The final ingredient to sanctions-based deterrence is making economic warfare a regular subject of consultations between the United States and its allies. Despite the tantalizing prospect of widespread international support, the UN Security Council is not the right forum for these discussions, since the differences among its five permanent members tend to result in watered-down sanctions. In fact, a cardinal weakness of the U.S. campaign to pressure North Korea has been its reliance on the UN Security Council, a legacy of a program that has historically been geared more toward frustrating the country’s efforts to obtain nuclear missile components than economic coercion.

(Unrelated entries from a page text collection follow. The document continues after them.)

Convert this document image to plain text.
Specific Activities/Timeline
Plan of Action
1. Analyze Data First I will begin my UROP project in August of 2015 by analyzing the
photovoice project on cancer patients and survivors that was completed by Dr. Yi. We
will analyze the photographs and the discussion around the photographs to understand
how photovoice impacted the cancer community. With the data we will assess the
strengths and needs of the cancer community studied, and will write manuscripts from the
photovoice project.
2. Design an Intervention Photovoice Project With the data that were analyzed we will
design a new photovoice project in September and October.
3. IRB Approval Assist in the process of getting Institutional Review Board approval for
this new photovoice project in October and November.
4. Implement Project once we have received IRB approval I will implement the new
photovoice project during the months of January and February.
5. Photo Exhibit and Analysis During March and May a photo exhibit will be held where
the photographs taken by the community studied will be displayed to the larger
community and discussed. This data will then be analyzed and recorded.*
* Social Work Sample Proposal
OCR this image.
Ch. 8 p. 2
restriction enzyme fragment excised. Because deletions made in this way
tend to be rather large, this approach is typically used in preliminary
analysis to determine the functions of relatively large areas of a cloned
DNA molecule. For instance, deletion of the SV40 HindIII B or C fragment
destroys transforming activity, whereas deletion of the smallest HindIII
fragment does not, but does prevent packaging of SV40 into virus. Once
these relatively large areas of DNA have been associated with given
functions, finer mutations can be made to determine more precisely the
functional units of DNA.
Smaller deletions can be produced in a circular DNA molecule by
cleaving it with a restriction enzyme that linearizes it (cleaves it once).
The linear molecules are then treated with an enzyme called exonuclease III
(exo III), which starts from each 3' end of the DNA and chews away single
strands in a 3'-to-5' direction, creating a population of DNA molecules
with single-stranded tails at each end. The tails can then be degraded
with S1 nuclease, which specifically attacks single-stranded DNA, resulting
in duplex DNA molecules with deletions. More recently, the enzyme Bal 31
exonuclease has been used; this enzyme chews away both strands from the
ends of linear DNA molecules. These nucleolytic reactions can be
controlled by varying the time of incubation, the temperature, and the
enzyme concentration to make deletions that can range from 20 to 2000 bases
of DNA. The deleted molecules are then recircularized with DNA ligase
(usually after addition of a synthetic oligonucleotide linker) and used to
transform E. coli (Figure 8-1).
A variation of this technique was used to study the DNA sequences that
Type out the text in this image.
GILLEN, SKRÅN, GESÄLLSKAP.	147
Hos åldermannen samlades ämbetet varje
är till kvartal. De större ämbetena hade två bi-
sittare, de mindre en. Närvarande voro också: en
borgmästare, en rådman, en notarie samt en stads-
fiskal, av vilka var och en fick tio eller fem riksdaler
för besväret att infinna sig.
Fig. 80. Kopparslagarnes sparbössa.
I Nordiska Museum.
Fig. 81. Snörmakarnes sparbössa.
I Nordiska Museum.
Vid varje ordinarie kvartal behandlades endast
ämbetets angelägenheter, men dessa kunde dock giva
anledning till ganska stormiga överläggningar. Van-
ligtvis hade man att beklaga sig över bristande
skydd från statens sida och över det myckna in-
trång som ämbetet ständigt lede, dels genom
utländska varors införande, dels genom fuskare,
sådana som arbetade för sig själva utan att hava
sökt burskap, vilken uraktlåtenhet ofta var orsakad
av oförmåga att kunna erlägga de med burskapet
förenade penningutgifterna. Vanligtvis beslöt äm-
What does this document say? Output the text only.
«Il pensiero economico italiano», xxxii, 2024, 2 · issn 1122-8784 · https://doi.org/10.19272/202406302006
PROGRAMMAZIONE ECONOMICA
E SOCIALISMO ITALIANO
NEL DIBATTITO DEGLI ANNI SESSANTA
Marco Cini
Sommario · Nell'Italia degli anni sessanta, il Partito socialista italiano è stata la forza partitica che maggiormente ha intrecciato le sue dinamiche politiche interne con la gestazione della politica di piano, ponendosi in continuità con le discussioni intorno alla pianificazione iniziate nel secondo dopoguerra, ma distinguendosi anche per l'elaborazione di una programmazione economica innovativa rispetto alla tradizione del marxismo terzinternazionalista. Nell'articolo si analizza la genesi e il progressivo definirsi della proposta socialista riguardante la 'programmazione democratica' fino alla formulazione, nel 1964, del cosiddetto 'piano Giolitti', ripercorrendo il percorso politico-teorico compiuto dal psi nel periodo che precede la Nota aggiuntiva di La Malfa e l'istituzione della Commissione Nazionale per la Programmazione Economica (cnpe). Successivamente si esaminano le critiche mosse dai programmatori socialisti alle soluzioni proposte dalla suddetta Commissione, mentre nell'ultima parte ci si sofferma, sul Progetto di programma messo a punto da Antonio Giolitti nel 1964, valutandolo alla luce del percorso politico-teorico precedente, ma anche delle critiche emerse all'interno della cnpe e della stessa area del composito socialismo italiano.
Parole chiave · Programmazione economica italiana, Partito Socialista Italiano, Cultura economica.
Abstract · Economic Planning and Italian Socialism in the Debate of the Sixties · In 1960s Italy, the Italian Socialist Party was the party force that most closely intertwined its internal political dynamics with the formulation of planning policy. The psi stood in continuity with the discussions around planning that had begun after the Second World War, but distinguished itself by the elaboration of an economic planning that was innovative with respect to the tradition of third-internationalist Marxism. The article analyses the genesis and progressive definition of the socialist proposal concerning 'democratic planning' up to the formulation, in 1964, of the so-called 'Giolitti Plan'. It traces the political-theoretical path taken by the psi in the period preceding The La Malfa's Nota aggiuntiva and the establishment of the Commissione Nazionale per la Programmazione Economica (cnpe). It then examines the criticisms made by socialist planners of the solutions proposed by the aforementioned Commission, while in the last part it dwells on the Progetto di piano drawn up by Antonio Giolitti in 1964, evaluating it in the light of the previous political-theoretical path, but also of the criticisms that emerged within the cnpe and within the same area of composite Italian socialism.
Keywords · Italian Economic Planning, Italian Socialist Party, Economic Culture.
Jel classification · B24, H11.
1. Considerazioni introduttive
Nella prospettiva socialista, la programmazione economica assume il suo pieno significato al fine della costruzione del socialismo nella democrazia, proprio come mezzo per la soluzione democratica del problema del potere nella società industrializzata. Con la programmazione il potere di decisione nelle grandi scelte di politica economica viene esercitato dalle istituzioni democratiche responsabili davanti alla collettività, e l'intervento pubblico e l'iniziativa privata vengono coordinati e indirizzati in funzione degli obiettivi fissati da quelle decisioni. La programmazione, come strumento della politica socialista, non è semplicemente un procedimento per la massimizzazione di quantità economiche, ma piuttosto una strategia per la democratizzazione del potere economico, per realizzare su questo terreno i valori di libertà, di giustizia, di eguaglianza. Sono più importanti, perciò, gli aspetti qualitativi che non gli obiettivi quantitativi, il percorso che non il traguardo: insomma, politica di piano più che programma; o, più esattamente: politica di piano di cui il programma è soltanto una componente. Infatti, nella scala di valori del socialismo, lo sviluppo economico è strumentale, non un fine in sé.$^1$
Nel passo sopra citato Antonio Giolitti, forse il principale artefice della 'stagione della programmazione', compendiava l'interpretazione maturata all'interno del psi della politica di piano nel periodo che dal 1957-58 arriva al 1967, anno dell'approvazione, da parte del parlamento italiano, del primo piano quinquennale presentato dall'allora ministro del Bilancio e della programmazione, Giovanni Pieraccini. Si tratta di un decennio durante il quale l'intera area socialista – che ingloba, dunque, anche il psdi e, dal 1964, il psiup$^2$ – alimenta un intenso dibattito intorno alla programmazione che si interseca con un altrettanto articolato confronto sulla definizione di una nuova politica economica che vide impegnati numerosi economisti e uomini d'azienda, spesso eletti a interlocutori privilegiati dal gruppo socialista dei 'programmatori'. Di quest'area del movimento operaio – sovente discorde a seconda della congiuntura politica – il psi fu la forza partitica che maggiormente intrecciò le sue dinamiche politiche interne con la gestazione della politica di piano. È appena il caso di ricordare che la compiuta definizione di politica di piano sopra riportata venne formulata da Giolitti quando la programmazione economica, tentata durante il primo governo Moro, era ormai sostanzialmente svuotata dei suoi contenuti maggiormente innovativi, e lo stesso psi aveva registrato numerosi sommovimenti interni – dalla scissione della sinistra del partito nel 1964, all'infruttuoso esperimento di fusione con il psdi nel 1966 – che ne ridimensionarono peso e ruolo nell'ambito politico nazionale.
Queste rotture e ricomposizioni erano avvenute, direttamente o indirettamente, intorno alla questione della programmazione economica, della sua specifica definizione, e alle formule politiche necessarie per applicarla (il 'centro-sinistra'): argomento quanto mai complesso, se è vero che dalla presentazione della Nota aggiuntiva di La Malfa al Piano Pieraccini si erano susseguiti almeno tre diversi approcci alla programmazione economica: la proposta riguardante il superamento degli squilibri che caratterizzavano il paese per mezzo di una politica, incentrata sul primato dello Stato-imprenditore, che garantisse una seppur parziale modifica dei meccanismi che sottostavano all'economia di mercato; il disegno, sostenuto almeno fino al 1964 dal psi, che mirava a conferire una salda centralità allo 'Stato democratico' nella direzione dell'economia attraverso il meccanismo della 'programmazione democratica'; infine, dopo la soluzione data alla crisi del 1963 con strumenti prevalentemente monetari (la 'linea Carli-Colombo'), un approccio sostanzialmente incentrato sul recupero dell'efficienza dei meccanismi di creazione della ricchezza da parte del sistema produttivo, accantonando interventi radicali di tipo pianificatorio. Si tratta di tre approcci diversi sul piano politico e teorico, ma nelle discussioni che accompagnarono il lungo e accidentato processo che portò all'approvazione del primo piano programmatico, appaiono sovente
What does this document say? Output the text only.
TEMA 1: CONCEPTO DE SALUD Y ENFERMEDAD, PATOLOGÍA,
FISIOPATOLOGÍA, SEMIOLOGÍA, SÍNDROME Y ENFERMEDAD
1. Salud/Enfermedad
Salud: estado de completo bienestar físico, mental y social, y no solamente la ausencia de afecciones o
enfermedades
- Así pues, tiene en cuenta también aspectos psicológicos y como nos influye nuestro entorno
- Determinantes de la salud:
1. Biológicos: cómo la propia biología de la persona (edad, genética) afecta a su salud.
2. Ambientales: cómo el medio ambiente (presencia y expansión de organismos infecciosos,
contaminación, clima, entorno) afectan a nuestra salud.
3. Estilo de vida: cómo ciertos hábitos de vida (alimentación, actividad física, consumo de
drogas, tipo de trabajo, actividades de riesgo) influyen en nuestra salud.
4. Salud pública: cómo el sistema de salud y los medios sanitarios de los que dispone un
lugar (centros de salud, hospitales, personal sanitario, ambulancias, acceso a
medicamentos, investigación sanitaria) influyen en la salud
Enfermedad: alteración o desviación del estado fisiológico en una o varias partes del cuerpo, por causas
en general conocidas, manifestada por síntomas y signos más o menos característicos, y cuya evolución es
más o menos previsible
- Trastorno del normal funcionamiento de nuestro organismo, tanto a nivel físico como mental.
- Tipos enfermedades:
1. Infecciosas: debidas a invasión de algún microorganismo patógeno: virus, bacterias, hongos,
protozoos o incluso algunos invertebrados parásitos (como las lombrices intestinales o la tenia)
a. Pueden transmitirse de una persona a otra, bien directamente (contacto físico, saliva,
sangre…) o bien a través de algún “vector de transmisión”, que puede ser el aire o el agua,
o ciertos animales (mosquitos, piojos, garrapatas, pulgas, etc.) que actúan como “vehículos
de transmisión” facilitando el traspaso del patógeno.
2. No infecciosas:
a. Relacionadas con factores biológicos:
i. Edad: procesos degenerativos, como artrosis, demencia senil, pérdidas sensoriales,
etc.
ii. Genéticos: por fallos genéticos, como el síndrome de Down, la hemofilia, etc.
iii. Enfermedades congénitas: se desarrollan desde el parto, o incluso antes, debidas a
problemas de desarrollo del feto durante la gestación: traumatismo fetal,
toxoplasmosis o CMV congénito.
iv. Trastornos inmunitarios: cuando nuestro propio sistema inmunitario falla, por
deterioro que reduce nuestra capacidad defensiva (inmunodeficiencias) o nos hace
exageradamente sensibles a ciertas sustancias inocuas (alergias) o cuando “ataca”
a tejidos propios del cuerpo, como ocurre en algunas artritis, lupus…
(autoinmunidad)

By giving China and Russia a veto over sanctions decisions, and by entrusting them to police violations within their borders, the United States has left itself with fewer options on North Korea than it has had in the case of Iran or Russia. It has also exposed itself to the vexing possibility that Beijing and Moscow will claim the moral high ground for agreeing to Security Council resolutions while surreptitiously continuing to aid Pyongyang.

In most cases, U.S. interests are best served by negotiating coercive economic sanctions with like-minded allies in the EU and the G-7, while focusing efforts in the UN on less divisive sanctions, such as those that stigmatize bad actors and stem weapons proliferation and illicit finance. The U.S. government should also invite allies to participate in sanctions contingency planning and exercises, and it should work with them to use sanctions for collective defense. A reasonable strategy for deterring future Russian interference in foreign elections, for example, would entail a joint EU-NATO declaration affirming that such meddling will be treated as an attack against all and result in strong multilateral sanctions.

Economic warfare is a reality of the international environment, and perfecting the art of it will be essential for the United States to deter the incremental interventions favored by its adversaries. That doesn’t mean crises will go away; the United States will always find it difficult to check aggression and defend its interests in such hot spots as the South China Sea, the Persian Gulf, and Russia’s periphery. But if Washington strengthens its sanctions policy so that its capabilities are unquestioned and its intentions unmistakable, it will provide a critical service to the sustenance of great-power peace: averting crises before they spiral out of control.

EDWARD FISHMAN is a Fellow at the Atlantic Council. From 2015 to 2017, he served as an adviser on Europe and Eurasia and the lead sanctions expert on the Policy Planning Staff at the U.S. Department of State.